Concrètement, à quoi ressemble un solde de tout compte correctement rempli ? Quelles lignes doit-on y trouver, dans quel ordre, avec quelles mentions ? Plutôt que des principes abstraits, voici une lecture ligne à ligne d'un exemple réel, décliné selon les situations les plus courantes.
À quoi ressemble un solde de tout compte complété ? Vue d'ensemble
Le document tient généralement sur une à deux pages. La structure est toujours la même : un en-tête qui identifie les deux parties, un tableau détaillant chaque somme versée, un total net à payer, puis une zone de signature avec des mentions manuscrites obligatoires. Aucune mise en page réglementaire n'est imposée par le Code du travail, ce qui explique que les modèles varient d'une entreprise à l'autre — mais le contenu, lui, obéit à des règles précises.
Un solde de tout compte incomplet n'est pas nécessairement nul, mais il peut être contesté. Et un salarié qui signe un document ne mentionnant pas toutes les sommes dues ne renonce pas pour autant à ses droits sur les éléments oubliés : la jurisprudence est constante sur ce point. La signature vaut reçu, pas quittance générale de toutes les créances salariales.
Exemple concret : solde de tout compte d'un salarié en CDI licencié
Prenons le cas le plus fréquent : un salarié en CDI, licencié pour motif personnel après cinq ans d'ancienneté, avec un salaire brut mensuel de 2 800 euros. Son solde de tout compte devra faire apparaître plusieurs blocs bien distincts.
En-tête et identification des parties : comment les remplir correctement
L'en-tête mentionne la dénomination sociale de l'employeur, son adresse et son numéro SIRET. En face, les nom, prénom, adresse et numéro de Sécurité sociale du salarié. La date d'entrée et la date de sortie effective (pas celle de notification du licenciement) doivent apparaître explicitement, tout comme l'intitulé du poste occupé. Ces informations servent à contextualiser les calculs qui suivent, notamment l'ancienneté, qui conditionne le montant de l'indemnité légale de licenciement.

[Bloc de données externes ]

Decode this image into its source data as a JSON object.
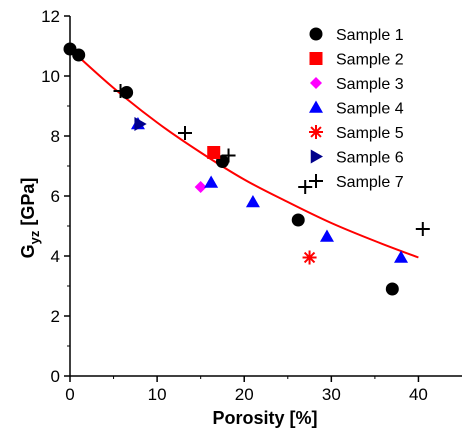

Un détail que beaucoup négligent : la date figurant sur le document doit correspondre à la date réelle de remise, pas à la date de fin de contrat. En cas de litige sur le point de départ du délai de contestation de douze mois, cette distinction peut changer l'issue du recours.
Le tableau des sommes versées : chaque ligne expliquée avec des chiffres
C'est le cœur du document. Pour notre exemple, le tableau doit lister dans l'ordre :
- Salaire du mois en cours : si le salarié a travaillé 15 jours sur 21 jours ouvrés en mai, le salaire dû est calculé au prorata, soit 2 800 × (15/21) = 2 000 euros bruts.
- Indemnité compensatrice de congés payés : les congés acquis et non pris sont indemnisés. Sur 12 jours restants et un salaire de 2 800 euros, la méthode du dixième donne 2 800 / 10 = 280 euros de base pour un mois complet, à proratiser selon les jours réels.
- Indemnité légale de licenciement : pour 5 ans d'ancienneté à 2 800 euros bruts, l'indemnité légale minimale est de 1/4 de mois par année, soit 2 800 × 0,25 × 5 = 3 500 euros (exonérée de cotisations sociales et d'impôt dans la limite du plafond légal).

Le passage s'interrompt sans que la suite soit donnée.